Capital Credits – The Basics
What are capital credits?
At the end of a year, Hardy Telecommunications reviews how much money, if any, is left over after revenues related to the furnishing of telecommunications and information services are compared with related operating costs and expenses. It then calculates a percentage of that amount to distribute to a member based on that member’s revenue contributed to the cooperative during the year – this is called capital credit allocation. The amount varies each year depending on the available margin to the company and the member’s revenue contributed to the cooperative that year. If no margin is left over at the end of a year, no capital credits are allocated for that year.
Capital credit allocation also is partially determined by our status as a borrower from the U.S. Dept. of Agriculture’s Rural Utilities Service (RUS). Hardy Telecommunications has borrowed funds from RUS for many years to construct and operate its current network and services. That gives RUS a say in our finances and any capital credit allocations we can make each year.
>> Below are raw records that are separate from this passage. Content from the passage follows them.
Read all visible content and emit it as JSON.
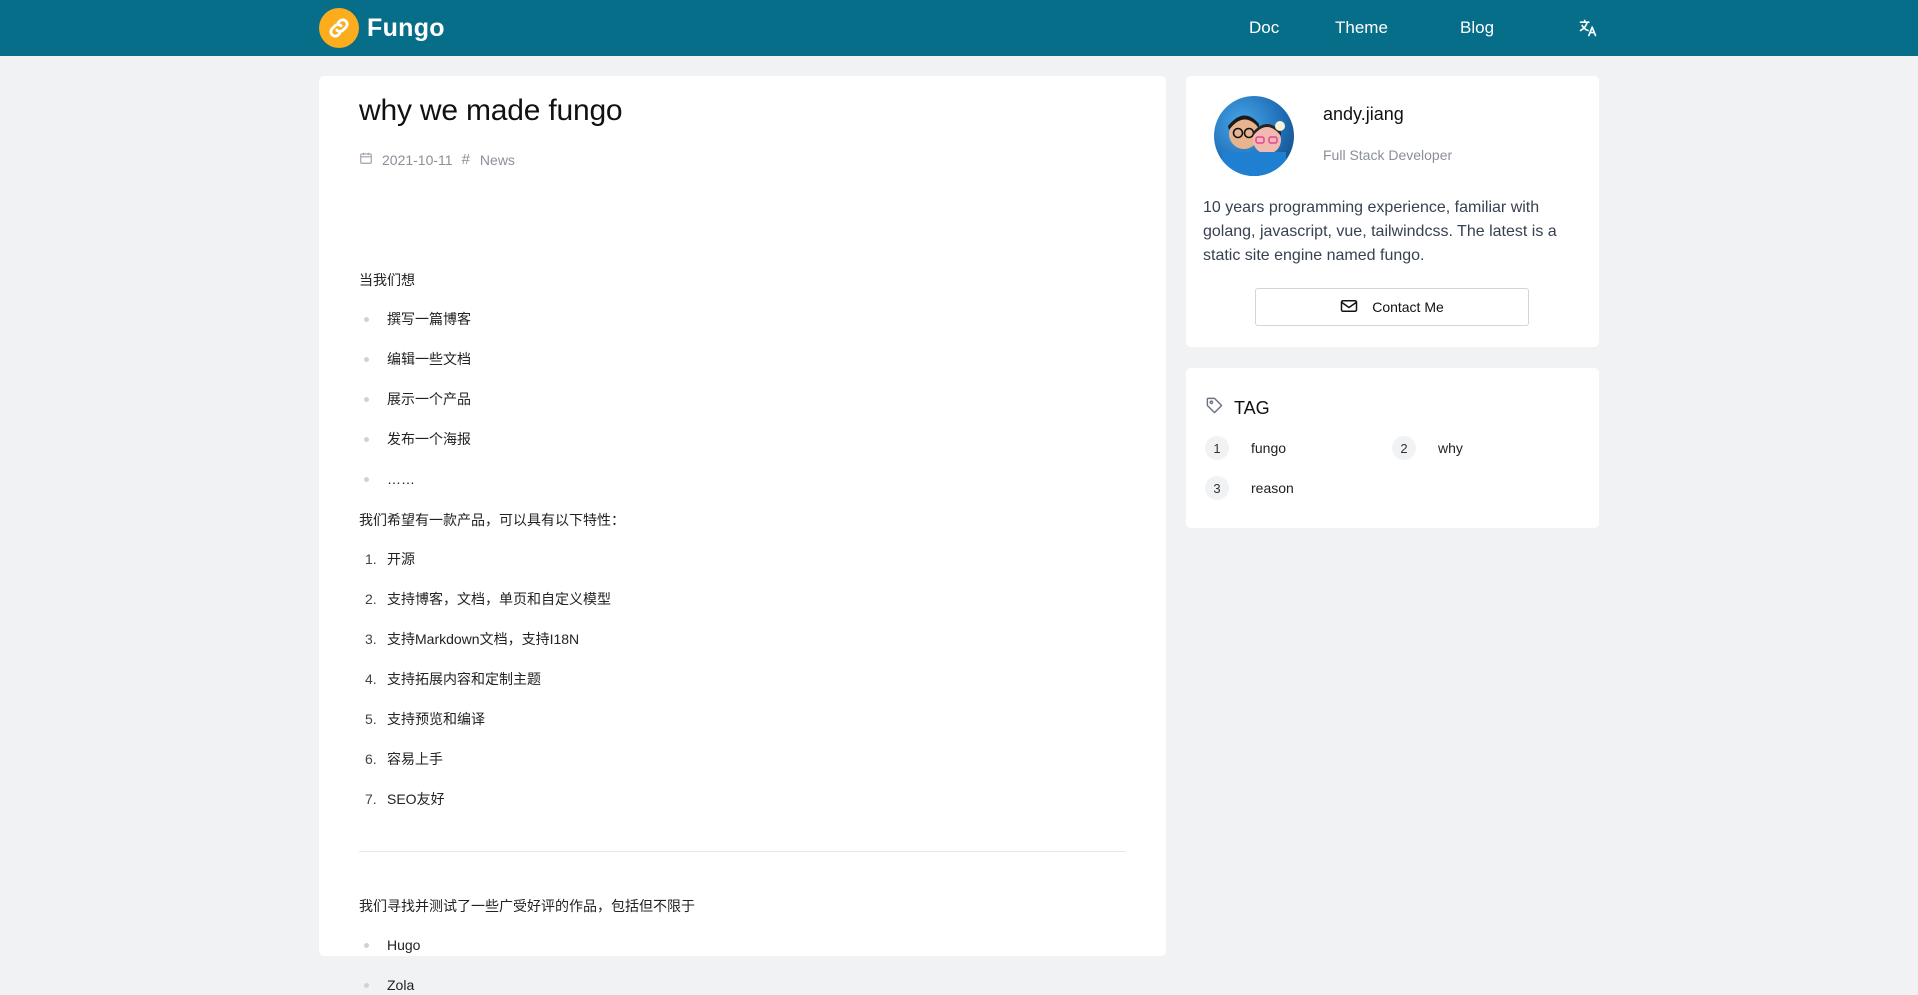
{
  "header": {
    "brand": "Fungo",
    "nav": {
      "doc": "Doc",
      "theme": "Theme",
      "blog": "Blog"
    },
    "icons": {
      "logo": "link-icon",
      "language": "translate-icon"
    },
    "colors": {
      "bar": "#076e8a",
      "logo": "#fbad1e"
    }
  },
  "article": {
    "title": "why we made fungo",
    "date": "2021-10-11",
    "category": "News",
    "intro": "当我们想",
    "wants": [
      "撰写一篇博客",
      "编辑一些文档",
      "展示一个产品",
      "发布一个海报",
      "……"
    ],
    "features_intro": "我们希望有一款产品，可以具有以下特性：",
    "features": [
      "开源",
      "支持博客，文档，单页和自定义模型",
      "支持Markdown文档，支持I18N",
      "支持拓展内容和定制主题",
      "支持预览和编译",
      "容易上手",
      "SEO友好"
    ],
    "search_intro": "我们寻找并测试了一些广受好评的作品，包括但不限于",
    "products": [
      "Hugo",
      "Zola"
    ]
  },
  "profile": {
    "name": "andy.jiang",
    "role": "Full Stack Developer",
    "bio": "10 years programming experience, familiar with golang, javascript, vue, tailwindcss. The latest is a static site engine named fungo.",
    "contact_label": "Contact Me"
  },
  "tags": {
    "title": "TAG",
    "items": [
      {
        "count": "1",
        "name": "fungo"
      },
      {
        "count": "2",
        "name": "why"
      },
      {
        "count": "3",
        "name": "reason"
      }
    ]
  }
}
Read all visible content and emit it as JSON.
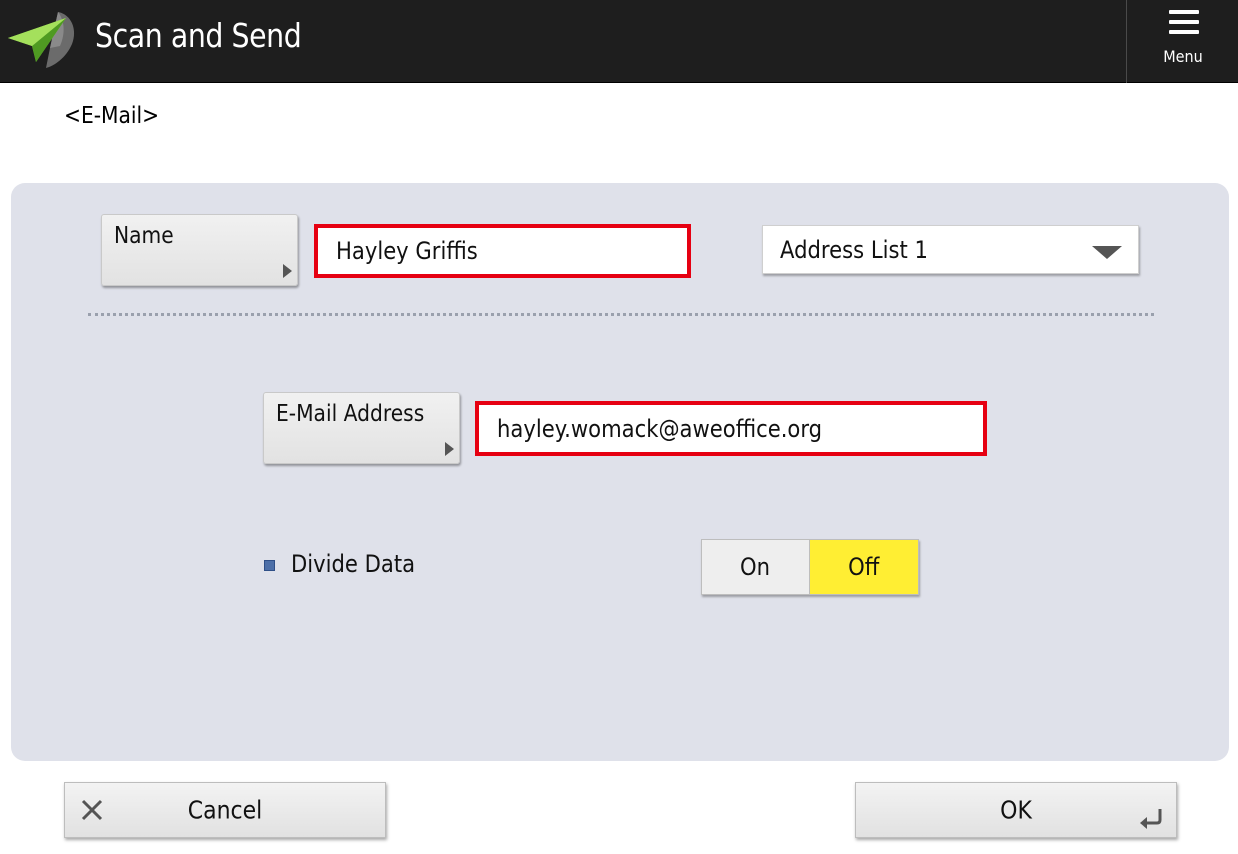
{
  "header": {
    "title": "Scan and Send",
    "menu_label": "Menu",
    "logo_icon": "paper-plane-icon",
    "background": "#1e1e1e"
  },
  "destination_type": "<E-Mail>",
  "form": {
    "name_button_label": "Name",
    "name_value": "Hayley Griffis",
    "address_list_selected": "Address List 1",
    "email_button_label": "E-Mail Address",
    "email_value": "hayley.womack@aweoffice.org",
    "divide_data_label": "Divide Data",
    "divide_data_options": [
      "On",
      "Off"
    ],
    "divide_data_selected": "Off",
    "highlight_color": "#e60012",
    "selected_option_color": "#ffee33",
    "panel_color": "#dfe1ea"
  },
  "footer": {
    "cancel_label": "Cancel",
    "ok_label": "OK"
  }
}
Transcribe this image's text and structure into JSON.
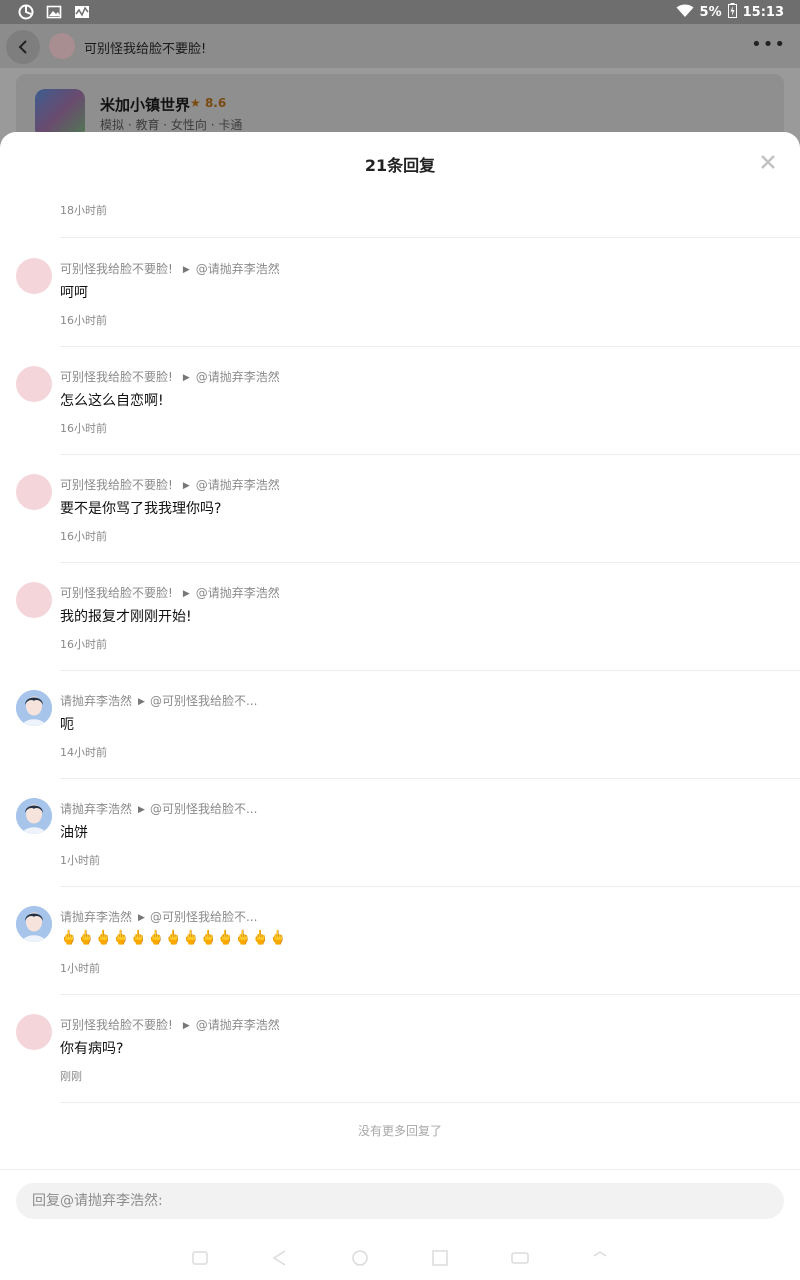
{
  "status_bar": {
    "battery": "5%",
    "time": "15:13",
    "icons": [
      "sync-icon",
      "image-icon",
      "activity-icon",
      "wifi-icon",
      "battery-charging-icon"
    ]
  },
  "background": {
    "header_title": "可别怪我给脸不要脸!",
    "app_name": "米加小镇世界",
    "app_rating": "8.6",
    "app_tags": "模拟 · 教育 · 女性向 · 卡通"
  },
  "sheet": {
    "title": "21条回复",
    "first_time": "18小时前",
    "replies": [
      {
        "author": "可别怪我给脸不要脸!",
        "target": "@请抛弃李浩然",
        "content": "呵呵",
        "time": "16小时前",
        "avatar": "pink"
      },
      {
        "author": "可别怪我给脸不要脸!",
        "target": "@请抛弃李浩然",
        "content": "怎么这么自恋啊!",
        "time": "16小时前",
        "avatar": "pink"
      },
      {
        "author": "可别怪我给脸不要脸!",
        "target": "@请抛弃李浩然",
        "content": "要不是你骂了我我理你吗?",
        "time": "16小时前",
        "avatar": "pink"
      },
      {
        "author": "可别怪我给脸不要脸!",
        "target": "@请抛弃李浩然",
        "content": "我的报复才刚刚开始!",
        "time": "16小时前",
        "avatar": "pink"
      },
      {
        "author": "请抛弃李浩然",
        "target": "@可别怪我给脸不...",
        "content": "呃",
        "time": "14小时前",
        "avatar": "person"
      },
      {
        "author": "请抛弃李浩然",
        "target": "@可别怪我给脸不...",
        "content": "油饼",
        "time": "1小时前",
        "avatar": "person"
      },
      {
        "author": "请抛弃李浩然",
        "target": "@可别怪我给脸不...",
        "content": "🖕🖕🖕🖕🖕🖕🖕🖕🖕🖕🖕🖕🖕",
        "time": "1小时前",
        "avatar": "person"
      },
      {
        "author": "可别怪我给脸不要脸!",
        "target": "@请抛弃李浩然",
        "content": "你有病吗?",
        "time": "刚刚",
        "avatar": "pink"
      }
    ],
    "no_more": "没有更多回复了",
    "reply_placeholder": "回复@请抛弃李浩然:"
  },
  "colors": {
    "sheet_bg": "#ffffff",
    "scrim": "#9a9a9a",
    "meta_text": "#8a8a8a",
    "rating": "#e8930c"
  }
}
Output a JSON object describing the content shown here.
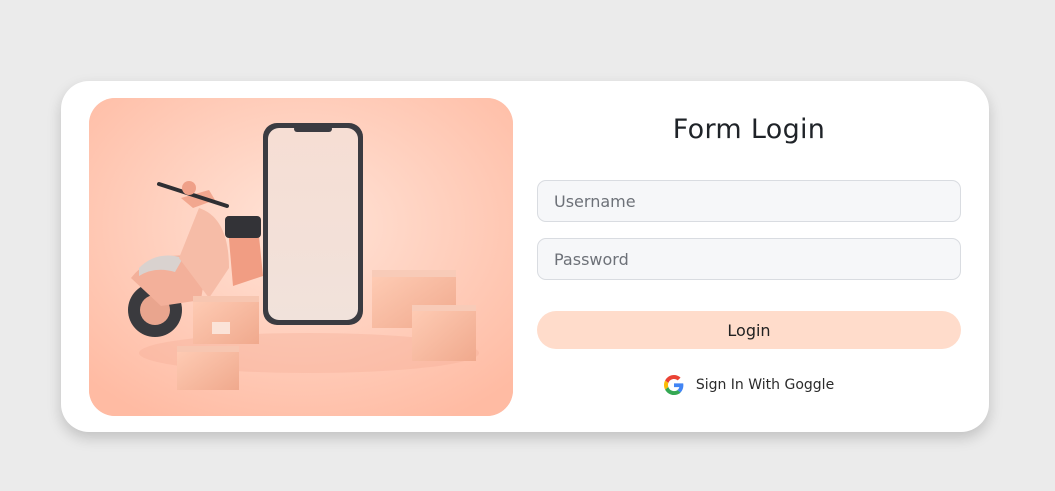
{
  "form": {
    "title": "Form Login",
    "username": {
      "placeholder": "Username",
      "value": ""
    },
    "password": {
      "placeholder": "Password",
      "value": ""
    },
    "login_label": "Login",
    "google_label": "Sign In With Goggle",
    "google_icon": "google-icon"
  },
  "hero": {
    "image": "delivery-illustration",
    "colors": {
      "background": "#ffcab6",
      "accent": "#ffdccb"
    }
  }
}
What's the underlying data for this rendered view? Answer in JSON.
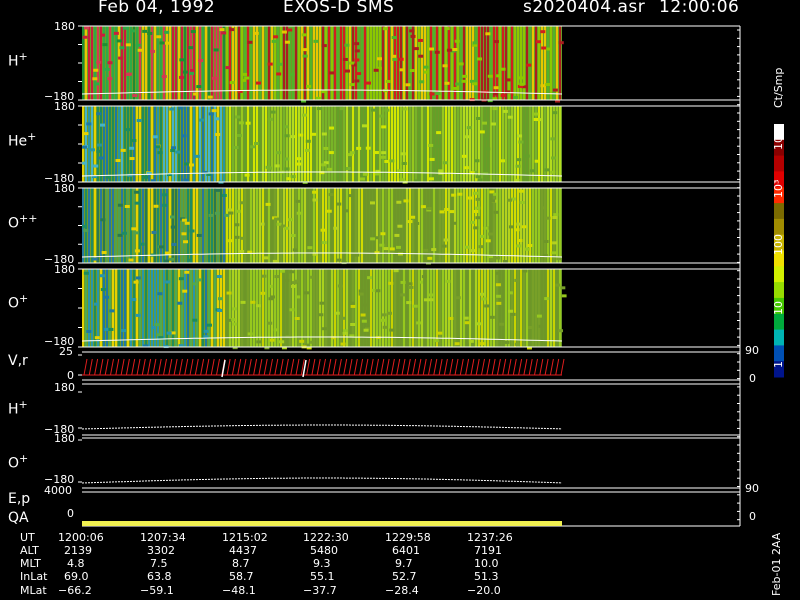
{
  "header": {
    "date": "Feb 04, 1992",
    "instrument": "EXOS-D SMS",
    "file": "s2020404.asr",
    "time": "12:00:06"
  },
  "panels": [
    {
      "label": "H",
      "sup": "+",
      "top": "180",
      "bottom": "−180"
    },
    {
      "label": "He",
      "sup": "+",
      "top": "180",
      "bottom": "−180"
    },
    {
      "label": "O",
      "sup": "++",
      "top": "180",
      "bottom": "−180"
    },
    {
      "label": "O",
      "sup": "+",
      "top": "180",
      "bottom": "−180"
    }
  ],
  "vr": {
    "label": "V,r",
    "top": "25",
    "bottom": "0",
    "right_top": "90",
    "right_bottom": "0"
  },
  "line_panels": [
    {
      "label": "H",
      "sup": "+",
      "top": "180",
      "bottom": "−180"
    },
    {
      "label": "O",
      "sup": "+",
      "top": "180",
      "bottom": "−180"
    }
  ],
  "ep": {
    "label": "E,p",
    "value": "4000",
    "right": "90"
  },
  "qa": {
    "label": "QA",
    "value": "0",
    "right": "0"
  },
  "colorbar": {
    "unit": "Ct/Smp",
    "ticks": [
      "10⁴",
      "10³",
      "100",
      "10",
      "1"
    ],
    "colors": [
      "#ffffff",
      "#8a0000",
      "#b40000",
      "#e00000",
      "#ff2a00",
      "#7a6a00",
      "#a08c00",
      "#c8b400",
      "#f0e000",
      "#d2f000",
      "#96dc00",
      "#46c800",
      "#00aa3c",
      "#00b4b4",
      "#0050b4",
      "#00148c"
    ]
  },
  "footer_note": "Feb-01 2AA",
  "table": {
    "headers": [
      "UT",
      "ALT",
      "MLT",
      "InLat",
      "MLat"
    ],
    "columns": [
      [
        "1200:06",
        "2139",
        "4.8",
        "69.0",
        "−66.2"
      ],
      [
        "1207:34",
        "3302",
        "7.5",
        "63.8",
        "−59.1"
      ],
      [
        "1215:02",
        "4437",
        "8.7",
        "58.7",
        "−48.1"
      ],
      [
        "1222:30",
        "5480",
        "9.3",
        "55.1",
        "−37.7"
      ],
      [
        "1229:58",
        "6401",
        "9.7",
        "52.7",
        "−28.4"
      ],
      [
        "1237:26",
        "7191",
        "10.0",
        "51.3",
        "−20.0"
      ]
    ]
  }
}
The money is not distributed right away. The amount allocated is assigned to the member’s patronage account specifically for that purpose, so records are kept over time.
Why isn’t the money paid right away?
Hardy Telecommunications needs those funds for various business reasons, such as a source of equity and money for running and improving the company’s network and services, and as a reserve. The board of directors reviews the company’s financial condition each year and determines when all or part of the capital credit allocations for any given year can be paid out, or “retired.” It is typically several years between the allocation of capital credits for a specific year and the actual paying out, or retirement, of that year’s allocation.
As mentioned earlier, RUS has a stake in Hardy’s finances, so we also must follow RUS regulations when determining any capital credit retirements each year.
Why did I receive two letters about capital credits this year (or one, or none)?
This often leads to confusion among members because they may receive two letters concerning capital credits in a short period of time if the company’s finances allow and depending on the capital credit retirement schedule. One letter typically informs the member about any capital credit allocation to their account for the immediately preceding year, if the company had sufficient margins. The other letter typically includes a check and is the retirement of the allocated capital credits for a previous year, usually a year well in the past. The amounts will be different because one letter is notifying the member about capital credits they will be paid well in the future, while the other letter and check are notifying the member about the retirement of capital credits they are receiving for a year long past.
The member also might receive only one or neither of these capital credit letters in any year. One year might involve the allocation of capital credits to a member for the immediately preceding year, but there are no retired capital credits to be distributed to the member for a previous year. Another year might have no capital credit allocation to a member for the immediately preceding year, but that member might receive a check for a previous year’s capital credit retirement. The key thing to remember is that there are many years between the allocation of capital credits for a specific year and the actual paying out to members of that year’s allocation.
Are capital credits paid out in any way other than normal retirement?
In the event of a death of a member, that member’s patronage account might be paid early to the deceased member’s estate. As mentioned before, a member’s patronage account listing any eligible capital credit allocations is kept current over the years, so it is always known how much money the member has waiting in capital credits.